В дальнем конце зала, посреди малого, нарисованного голубой краской кольца стоял черный маг, державший в руках хрустальную сферу, мерцавшую всеми оттенками желтого, оранжевого и красного. Слева от него, в зеленом кольце, стоял господин Мамелюкин, лицо которого напоминало гипсовую маску. Всю противоположную стену зала занимал орган, подле которого толпились парни в камуфляже, скрывавшие фигуру музыканта.
— Какое-то ритуальное действо… — пробормотала Лика, выглядывая за балконное ограждение.
— По-моему, это больше похоже на постановку любительского театра, — возразил я. — Причем хорошим вкусом художник-постановщик не отличается.

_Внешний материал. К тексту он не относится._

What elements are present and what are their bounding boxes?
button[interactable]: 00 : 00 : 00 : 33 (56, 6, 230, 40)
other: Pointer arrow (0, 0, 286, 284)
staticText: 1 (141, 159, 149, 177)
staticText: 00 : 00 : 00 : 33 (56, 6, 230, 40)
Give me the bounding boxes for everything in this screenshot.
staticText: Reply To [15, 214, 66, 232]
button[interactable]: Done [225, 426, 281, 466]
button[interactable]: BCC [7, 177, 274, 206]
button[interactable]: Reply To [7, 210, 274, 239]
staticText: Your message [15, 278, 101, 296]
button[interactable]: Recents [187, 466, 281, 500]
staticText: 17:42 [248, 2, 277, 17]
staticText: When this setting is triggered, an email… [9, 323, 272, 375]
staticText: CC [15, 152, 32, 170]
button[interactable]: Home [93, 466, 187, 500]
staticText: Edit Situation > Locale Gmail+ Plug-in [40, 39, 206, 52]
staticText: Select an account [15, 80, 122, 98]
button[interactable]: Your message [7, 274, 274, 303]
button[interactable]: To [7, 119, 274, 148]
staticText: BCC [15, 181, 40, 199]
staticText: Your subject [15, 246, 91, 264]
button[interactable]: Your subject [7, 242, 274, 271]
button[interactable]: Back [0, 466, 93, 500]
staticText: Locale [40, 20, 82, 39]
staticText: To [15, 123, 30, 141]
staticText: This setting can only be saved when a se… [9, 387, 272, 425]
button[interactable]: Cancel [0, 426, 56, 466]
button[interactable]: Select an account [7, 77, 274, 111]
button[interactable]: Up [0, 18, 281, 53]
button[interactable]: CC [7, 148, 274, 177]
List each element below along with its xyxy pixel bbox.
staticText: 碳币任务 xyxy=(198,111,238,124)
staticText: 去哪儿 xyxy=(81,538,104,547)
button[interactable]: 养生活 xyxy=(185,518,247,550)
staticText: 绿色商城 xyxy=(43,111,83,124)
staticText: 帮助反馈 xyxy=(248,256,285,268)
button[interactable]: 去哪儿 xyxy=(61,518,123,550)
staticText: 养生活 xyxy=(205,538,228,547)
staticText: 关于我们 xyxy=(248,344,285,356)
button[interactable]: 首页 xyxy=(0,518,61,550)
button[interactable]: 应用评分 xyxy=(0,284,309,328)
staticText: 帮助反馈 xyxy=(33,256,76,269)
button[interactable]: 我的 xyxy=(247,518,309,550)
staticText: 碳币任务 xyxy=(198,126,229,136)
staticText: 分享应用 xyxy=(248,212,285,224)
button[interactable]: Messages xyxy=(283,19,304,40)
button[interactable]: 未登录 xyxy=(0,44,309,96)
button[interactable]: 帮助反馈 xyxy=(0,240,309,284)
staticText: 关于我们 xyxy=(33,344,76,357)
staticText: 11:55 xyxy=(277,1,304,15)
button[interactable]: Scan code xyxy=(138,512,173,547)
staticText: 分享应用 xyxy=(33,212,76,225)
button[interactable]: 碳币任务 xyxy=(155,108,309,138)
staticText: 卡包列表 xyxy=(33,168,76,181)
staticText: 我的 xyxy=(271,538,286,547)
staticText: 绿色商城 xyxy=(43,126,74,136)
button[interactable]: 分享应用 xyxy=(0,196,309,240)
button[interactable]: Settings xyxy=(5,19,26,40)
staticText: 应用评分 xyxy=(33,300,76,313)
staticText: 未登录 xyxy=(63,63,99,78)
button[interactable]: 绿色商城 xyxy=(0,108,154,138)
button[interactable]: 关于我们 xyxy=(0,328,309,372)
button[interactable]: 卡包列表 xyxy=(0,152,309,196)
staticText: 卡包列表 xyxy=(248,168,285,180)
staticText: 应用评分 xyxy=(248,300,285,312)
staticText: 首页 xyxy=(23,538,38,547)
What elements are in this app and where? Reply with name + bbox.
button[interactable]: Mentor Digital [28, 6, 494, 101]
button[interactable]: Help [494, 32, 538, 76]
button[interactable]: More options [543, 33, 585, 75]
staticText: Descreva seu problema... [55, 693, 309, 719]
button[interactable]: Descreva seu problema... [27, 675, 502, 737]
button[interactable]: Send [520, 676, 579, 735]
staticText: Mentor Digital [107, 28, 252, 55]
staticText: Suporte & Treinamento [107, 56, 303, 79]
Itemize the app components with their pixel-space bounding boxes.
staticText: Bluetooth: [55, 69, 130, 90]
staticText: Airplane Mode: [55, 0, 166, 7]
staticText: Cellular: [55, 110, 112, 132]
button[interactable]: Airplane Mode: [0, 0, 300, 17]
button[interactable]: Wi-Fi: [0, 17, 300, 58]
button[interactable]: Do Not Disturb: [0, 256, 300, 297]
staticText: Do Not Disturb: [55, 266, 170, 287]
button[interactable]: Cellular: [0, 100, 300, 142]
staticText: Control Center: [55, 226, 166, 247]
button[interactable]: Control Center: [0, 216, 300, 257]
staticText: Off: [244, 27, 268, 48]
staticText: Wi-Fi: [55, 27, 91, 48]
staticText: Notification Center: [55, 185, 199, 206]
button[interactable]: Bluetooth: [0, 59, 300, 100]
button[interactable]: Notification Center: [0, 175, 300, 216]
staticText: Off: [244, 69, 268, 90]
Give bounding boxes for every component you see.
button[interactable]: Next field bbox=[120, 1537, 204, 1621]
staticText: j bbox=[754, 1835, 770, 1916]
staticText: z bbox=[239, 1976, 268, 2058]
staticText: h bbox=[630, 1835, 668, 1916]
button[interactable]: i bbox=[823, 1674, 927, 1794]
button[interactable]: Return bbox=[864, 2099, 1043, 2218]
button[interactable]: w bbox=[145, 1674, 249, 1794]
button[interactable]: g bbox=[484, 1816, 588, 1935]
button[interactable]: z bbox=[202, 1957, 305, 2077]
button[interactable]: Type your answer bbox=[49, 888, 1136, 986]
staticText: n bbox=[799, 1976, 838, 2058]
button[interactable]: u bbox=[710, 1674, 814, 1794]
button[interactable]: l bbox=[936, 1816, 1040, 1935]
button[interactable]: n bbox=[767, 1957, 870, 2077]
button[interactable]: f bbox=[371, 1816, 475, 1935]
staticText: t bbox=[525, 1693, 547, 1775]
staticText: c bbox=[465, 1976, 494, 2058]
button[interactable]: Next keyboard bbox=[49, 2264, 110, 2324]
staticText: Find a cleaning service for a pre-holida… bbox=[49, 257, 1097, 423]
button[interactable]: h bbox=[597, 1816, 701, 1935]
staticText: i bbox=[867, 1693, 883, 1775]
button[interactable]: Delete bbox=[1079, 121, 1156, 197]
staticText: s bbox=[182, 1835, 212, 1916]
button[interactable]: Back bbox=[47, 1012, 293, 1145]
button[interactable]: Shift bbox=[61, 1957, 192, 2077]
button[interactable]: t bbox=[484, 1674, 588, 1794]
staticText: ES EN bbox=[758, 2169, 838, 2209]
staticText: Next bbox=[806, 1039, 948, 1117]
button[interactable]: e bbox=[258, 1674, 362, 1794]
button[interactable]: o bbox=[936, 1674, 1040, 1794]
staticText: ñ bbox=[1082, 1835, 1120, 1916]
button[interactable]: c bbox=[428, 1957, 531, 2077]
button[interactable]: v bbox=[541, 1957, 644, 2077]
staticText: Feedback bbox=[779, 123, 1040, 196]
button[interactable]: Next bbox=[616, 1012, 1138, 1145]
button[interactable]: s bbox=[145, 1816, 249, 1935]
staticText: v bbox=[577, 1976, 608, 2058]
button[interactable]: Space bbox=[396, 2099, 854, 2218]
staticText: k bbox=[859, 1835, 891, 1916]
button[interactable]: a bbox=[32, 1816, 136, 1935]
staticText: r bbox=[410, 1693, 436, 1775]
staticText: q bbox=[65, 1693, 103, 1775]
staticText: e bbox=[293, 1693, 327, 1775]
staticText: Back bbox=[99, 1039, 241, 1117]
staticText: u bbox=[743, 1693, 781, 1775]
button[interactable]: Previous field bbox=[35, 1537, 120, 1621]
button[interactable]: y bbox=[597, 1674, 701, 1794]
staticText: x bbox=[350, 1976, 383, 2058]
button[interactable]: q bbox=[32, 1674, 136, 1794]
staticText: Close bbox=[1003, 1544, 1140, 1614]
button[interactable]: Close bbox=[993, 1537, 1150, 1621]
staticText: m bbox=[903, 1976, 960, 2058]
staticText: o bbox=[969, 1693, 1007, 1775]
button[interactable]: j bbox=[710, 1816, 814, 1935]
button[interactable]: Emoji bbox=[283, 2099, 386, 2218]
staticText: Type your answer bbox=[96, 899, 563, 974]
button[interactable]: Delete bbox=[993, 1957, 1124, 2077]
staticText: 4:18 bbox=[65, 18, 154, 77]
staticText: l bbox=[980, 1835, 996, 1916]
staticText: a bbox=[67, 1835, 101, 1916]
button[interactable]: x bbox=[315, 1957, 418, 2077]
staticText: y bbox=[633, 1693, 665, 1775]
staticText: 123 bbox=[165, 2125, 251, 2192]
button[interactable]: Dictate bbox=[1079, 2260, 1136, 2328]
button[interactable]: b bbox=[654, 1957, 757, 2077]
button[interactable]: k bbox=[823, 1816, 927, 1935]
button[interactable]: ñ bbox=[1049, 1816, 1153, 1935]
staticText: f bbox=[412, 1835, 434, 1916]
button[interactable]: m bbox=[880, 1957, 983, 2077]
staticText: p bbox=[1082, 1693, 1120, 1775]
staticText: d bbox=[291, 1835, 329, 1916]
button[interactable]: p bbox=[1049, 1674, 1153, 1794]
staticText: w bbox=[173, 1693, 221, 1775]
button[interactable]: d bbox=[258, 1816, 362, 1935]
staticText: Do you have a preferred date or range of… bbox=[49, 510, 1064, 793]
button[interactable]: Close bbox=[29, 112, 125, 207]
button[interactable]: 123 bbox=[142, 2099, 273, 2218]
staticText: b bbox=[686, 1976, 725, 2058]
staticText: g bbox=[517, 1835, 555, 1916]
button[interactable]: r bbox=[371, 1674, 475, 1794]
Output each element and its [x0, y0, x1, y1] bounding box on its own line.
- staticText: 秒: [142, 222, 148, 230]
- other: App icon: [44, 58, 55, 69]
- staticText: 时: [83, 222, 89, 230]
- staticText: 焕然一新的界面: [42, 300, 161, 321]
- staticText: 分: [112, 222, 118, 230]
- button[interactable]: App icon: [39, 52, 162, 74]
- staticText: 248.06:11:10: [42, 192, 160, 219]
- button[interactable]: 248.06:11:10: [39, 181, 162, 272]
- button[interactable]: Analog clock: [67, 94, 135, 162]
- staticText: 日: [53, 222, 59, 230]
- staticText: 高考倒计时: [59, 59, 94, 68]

Золотые фигуры, цветные кольца, намалеванные на инкрустированном паркете, звуки органа, завывания черного жреца и его маскарадный балахон — все отдавало китчем, дешевкой, самодеятельностью, шарлатанством. И все же было в этом аляповатом смешении локальных красок и нарочитой торжественности что-то зловещее. То ли шут примеряет на себя маску злодея, то ли злодей вырядился шутом…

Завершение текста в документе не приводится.